When and How to Serve


Brand ambassador for Marie Brizard, Kelvin Charuel said, “It’s not just to open the aperitif, it’s more something to get social and to get together and spend some good time, to have a nice drink with family and friends. It’s more sharing some precious time.”

While settling down to an aperitif involves food and drink, the main purpose is to connect with friends and family. It doesn’t have to be heavy drinking or taking large portions, “It’s setting yourself up for a better dining and living experience,” says Daniel Cooney, owner of Heavenly Spirits import company.
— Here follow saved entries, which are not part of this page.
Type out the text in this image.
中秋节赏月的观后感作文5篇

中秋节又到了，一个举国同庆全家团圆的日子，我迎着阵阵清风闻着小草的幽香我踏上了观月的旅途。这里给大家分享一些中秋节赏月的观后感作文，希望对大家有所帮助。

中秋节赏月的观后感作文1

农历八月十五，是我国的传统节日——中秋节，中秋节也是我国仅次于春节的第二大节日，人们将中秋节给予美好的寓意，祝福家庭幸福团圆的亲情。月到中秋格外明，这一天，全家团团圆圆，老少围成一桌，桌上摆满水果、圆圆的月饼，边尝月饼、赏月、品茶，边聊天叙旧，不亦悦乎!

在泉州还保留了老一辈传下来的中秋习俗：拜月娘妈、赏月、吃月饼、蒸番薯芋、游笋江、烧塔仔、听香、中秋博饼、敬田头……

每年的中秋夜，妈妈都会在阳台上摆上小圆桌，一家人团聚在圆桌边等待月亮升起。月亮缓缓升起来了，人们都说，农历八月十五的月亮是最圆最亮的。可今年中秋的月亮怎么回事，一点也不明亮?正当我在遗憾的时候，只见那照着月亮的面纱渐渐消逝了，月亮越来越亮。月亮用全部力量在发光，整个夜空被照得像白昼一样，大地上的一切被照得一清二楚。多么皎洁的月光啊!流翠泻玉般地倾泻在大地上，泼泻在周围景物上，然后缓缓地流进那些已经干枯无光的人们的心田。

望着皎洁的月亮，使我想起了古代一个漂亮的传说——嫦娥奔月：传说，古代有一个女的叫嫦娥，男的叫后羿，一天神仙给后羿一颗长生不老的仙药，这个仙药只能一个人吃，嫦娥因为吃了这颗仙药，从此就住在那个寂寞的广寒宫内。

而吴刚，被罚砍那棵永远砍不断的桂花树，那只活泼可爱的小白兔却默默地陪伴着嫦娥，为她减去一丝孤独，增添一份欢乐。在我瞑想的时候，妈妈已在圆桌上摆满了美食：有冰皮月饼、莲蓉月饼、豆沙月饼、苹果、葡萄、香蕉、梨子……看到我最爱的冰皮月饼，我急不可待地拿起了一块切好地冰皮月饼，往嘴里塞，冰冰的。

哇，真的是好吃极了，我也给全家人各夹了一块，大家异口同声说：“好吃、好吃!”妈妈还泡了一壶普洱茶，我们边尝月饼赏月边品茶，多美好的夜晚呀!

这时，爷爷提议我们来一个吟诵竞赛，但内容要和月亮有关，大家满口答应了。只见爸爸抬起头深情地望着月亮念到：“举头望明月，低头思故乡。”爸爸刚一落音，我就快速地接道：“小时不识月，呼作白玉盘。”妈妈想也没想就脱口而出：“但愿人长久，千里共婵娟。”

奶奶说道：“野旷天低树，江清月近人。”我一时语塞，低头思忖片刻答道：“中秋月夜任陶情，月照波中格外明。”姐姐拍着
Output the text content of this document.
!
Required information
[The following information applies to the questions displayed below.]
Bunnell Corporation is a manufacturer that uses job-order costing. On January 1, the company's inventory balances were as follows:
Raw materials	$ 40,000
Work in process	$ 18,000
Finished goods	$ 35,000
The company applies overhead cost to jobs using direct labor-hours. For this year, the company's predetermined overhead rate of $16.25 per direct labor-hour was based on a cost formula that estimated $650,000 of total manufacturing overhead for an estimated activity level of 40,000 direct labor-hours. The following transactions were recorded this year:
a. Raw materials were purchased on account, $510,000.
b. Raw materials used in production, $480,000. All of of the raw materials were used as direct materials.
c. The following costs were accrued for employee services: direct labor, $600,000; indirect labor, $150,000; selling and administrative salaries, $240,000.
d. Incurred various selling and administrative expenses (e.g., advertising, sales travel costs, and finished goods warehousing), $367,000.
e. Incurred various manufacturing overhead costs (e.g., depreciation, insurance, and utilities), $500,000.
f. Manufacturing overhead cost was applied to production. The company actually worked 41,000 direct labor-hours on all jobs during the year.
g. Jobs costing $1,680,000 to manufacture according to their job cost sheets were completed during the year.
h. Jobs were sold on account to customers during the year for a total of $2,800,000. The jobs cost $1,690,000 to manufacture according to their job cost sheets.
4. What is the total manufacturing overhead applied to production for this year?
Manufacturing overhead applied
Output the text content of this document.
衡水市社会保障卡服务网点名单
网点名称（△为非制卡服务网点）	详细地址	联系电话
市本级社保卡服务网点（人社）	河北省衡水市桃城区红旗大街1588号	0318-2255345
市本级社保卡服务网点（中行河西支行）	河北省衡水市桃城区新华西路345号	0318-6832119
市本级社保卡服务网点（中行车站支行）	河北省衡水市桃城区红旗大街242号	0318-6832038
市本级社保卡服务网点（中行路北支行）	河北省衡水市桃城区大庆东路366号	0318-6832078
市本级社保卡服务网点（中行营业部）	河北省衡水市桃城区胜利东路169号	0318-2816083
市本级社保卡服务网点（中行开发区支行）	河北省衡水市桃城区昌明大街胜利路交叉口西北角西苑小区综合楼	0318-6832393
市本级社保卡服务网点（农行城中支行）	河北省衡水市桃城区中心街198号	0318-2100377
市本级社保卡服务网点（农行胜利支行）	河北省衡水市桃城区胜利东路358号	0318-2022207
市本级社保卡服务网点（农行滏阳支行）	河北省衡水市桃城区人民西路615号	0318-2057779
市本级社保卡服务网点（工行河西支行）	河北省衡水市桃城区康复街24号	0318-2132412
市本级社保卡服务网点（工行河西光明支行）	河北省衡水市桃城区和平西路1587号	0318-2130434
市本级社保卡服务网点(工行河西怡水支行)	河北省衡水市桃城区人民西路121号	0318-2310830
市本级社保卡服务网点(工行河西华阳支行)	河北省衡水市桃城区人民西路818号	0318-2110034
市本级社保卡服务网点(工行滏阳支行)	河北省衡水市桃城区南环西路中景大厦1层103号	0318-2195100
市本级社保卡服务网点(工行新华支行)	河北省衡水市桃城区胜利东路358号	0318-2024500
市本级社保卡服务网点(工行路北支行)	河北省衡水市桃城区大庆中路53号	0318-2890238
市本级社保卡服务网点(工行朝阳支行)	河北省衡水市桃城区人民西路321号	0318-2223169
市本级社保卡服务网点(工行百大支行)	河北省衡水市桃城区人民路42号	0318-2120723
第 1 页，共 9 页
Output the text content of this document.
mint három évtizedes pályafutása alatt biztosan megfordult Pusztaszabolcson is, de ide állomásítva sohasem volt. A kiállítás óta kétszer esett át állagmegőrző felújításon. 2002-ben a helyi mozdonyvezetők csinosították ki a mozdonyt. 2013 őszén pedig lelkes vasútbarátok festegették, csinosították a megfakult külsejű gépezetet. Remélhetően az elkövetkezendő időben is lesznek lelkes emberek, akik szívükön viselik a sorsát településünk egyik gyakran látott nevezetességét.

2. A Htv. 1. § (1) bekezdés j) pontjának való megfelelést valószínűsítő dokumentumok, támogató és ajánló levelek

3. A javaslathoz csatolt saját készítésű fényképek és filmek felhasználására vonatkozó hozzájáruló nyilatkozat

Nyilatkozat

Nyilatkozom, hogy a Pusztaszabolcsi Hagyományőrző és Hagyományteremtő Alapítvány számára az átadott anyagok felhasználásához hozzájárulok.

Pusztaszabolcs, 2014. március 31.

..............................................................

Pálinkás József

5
When serving aperitif, there are no rules. But you can follow a few rules of thumb:

  • Serve approximately 30 to 60 minutes before dinner, after guests have arrived.

  • As for the type of glass to use, this varies based on the type of drink you made. But, you can serve neat in snifter or small cordial glass or any vessel that works well with aromatics. Most likely use a glass with a long stem and a small bow.

  • If you’re serving on the rocks, use rock glasses.


  • Serve after dinner, anytime is fine.

  • Serve neat in a snifter or small cordial glass or any glass that is great with aromas. It works best with a long-stemmed glass with a small bow.

  • If served on ice, use a rock glass. Depending on the type of digestif served, your rock glass can be a shot glass, wine glass, or brandy glass.